After posting a solid set of results last week that included news of the return of around $1.1 billion to shareholders, Wesfarmers Ltd (ASX: WES) saw its share price firm up. Indeed, it is now trading close to seven-year highs and, as a result, many investors are questioning the company's current valuation. However, Wesfarmers could still make higher highs and be worth buying. Here are four reasons why.
- Despite trading on a P/E ratio that is far higher than either the wider index or its own sector, Wesfarmers still appears to offer good value based on the price to sales ratio. While its P/E of 22.3 looks high (a point that I'll come back to a little later), Wesfarmers' price to sales ratio is just 0.9. That's considerably lower than the ASX's equivalent number of 1.7 and shows that there may still be sufficient value in the current share price to warrant a purchase.

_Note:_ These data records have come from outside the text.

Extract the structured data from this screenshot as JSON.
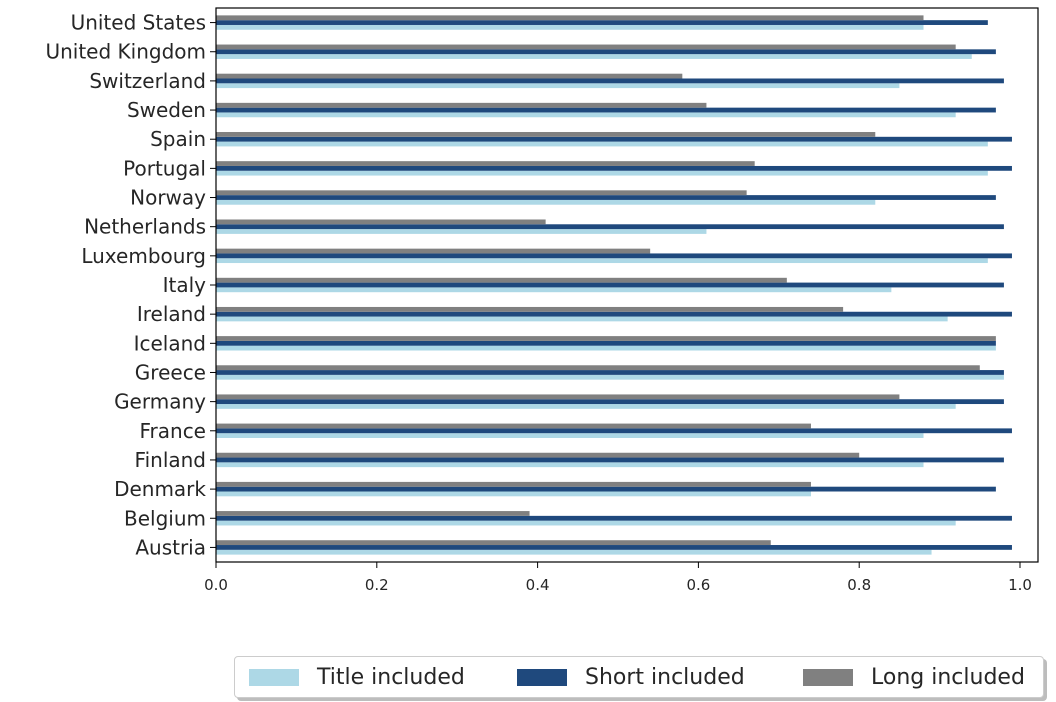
{
  "chart_data": {
    "type": "bar",
    "orientation": "horizontal",
    "categories": [
      "United States",
      "United Kingdom",
      "Switzerland",
      "Sweden",
      "Spain",
      "Portugal",
      "Norway",
      "Netherlands",
      "Luxembourg",
      "Italy",
      "Ireland",
      "Iceland",
      "Greece",
      "Germany",
      "France",
      "Finland",
      "Denmark",
      "Belgium",
      "Austria"
    ],
    "series": [
      {
        "name": "Title included",
        "color": "#add8e6",
        "values": [
          0.88,
          0.94,
          0.85,
          0.92,
          0.96,
          0.96,
          0.82,
          0.61,
          0.96,
          0.84,
          0.91,
          0.97,
          0.98,
          0.92,
          0.88,
          0.88,
          0.74,
          0.92,
          0.89
        ]
      },
      {
        "name": "Short included",
        "color": "#1f497d",
        "values": [
          0.96,
          0.97,
          0.98,
          0.97,
          0.99,
          0.99,
          0.97,
          0.98,
          0.99,
          0.98,
          0.99,
          0.97,
          0.98,
          0.98,
          0.99,
          0.98,
          0.97,
          0.99,
          0.99
        ]
      },
      {
        "name": "Long included",
        "color": "#808080",
        "values": [
          0.88,
          0.92,
          0.58,
          0.61,
          0.82,
          0.67,
          0.66,
          0.41,
          0.54,
          0.71,
          0.78,
          0.97,
          0.95,
          0.85,
          0.74,
          0.8,
          0.74,
          0.39,
          0.69
        ]
      }
    ],
    "xlim": [
      0,
      1.0
    ],
    "xticks": [
      "0.0",
      "0.2",
      "0.4",
      "0.6",
      "0.8",
      "1.0"
    ],
    "title": "",
    "xlabel": "",
    "ylabel": "",
    "grid": false,
    "legend_position": "bottom-right"
  }
}
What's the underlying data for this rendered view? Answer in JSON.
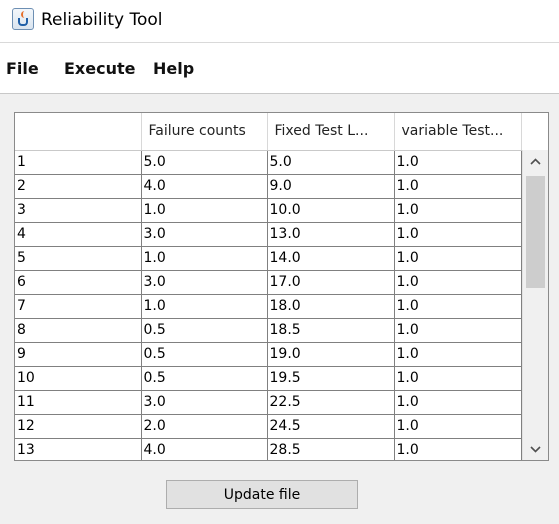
{
  "window": {
    "title": "Reliability Tool",
    "icon": "java-cup-icon"
  },
  "menu": {
    "items": [
      {
        "label": "File"
      },
      {
        "label": "Execute"
      },
      {
        "label": "Help"
      }
    ]
  },
  "table": {
    "headers": [
      "",
      "Failure counts",
      "Fixed Test L...",
      "variable Test..."
    ],
    "rows": [
      [
        "1",
        "5.0",
        "5.0",
        "1.0"
      ],
      [
        "2",
        "4.0",
        "9.0",
        "1.0"
      ],
      [
        "3",
        "1.0",
        "10.0",
        "1.0"
      ],
      [
        "4",
        "3.0",
        "13.0",
        "1.0"
      ],
      [
        "5",
        "1.0",
        "14.0",
        "1.0"
      ],
      [
        "6",
        "3.0",
        "17.0",
        "1.0"
      ],
      [
        "7",
        "1.0",
        "18.0",
        "1.0"
      ],
      [
        "8",
        "0.5",
        "18.5",
        "1.0"
      ],
      [
        "9",
        "0.5",
        "19.0",
        "1.0"
      ],
      [
        "10",
        "0.5",
        "19.5",
        "1.0"
      ],
      [
        "11",
        "3.0",
        "22.5",
        "1.0"
      ],
      [
        "12",
        "2.0",
        "24.5",
        "1.0"
      ],
      [
        "13",
        "4.0",
        "28.5",
        "1.0"
      ]
    ]
  },
  "scrollbar": {
    "up_icon": "chevron-up-icon",
    "down_icon": "chevron-down-icon"
  },
  "actions": {
    "update_label": "Update file"
  }
}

- As mentioned, Wesfarmers has a relatively high P/E of 22.3, which is above the ASX's P/E of 16.3. However, Wesfarmers is forecast to deliver very strong growth figures over the next two years, with the company's bottom line due to rise by a highly impressive 17.7% in each of the next two years. Combining this with the P/E ratio equates to a price to earnings growth (PEG) ratio of just 1.25. Although slightly above the key 1.0 level, this again highlights that the company could see its share price make record highs.
- As Bruce Jackson stated in a recent email, Goldman Sachs now believe that interest rates won't rise until the fourth quarter of 2015. This means that Wesfarmers' fully franked yield of 4.3% could remain relatively attractive for a good while yet. Certainly, there are higher yields available, but Wesfarmers has a relatively stable dividend history that looks set to continue and which may attract investors to the stock.
- Of course, in case a 4.3% yield isn't enough, it could be about to get a whole lot better. That's because Wesfarmers is expected to increase dividends per share by 9.9% in each of the next two years. This should ensure that the stock remains highly relevant as a top income play, which could increase demand among investors and push the share price ever higher.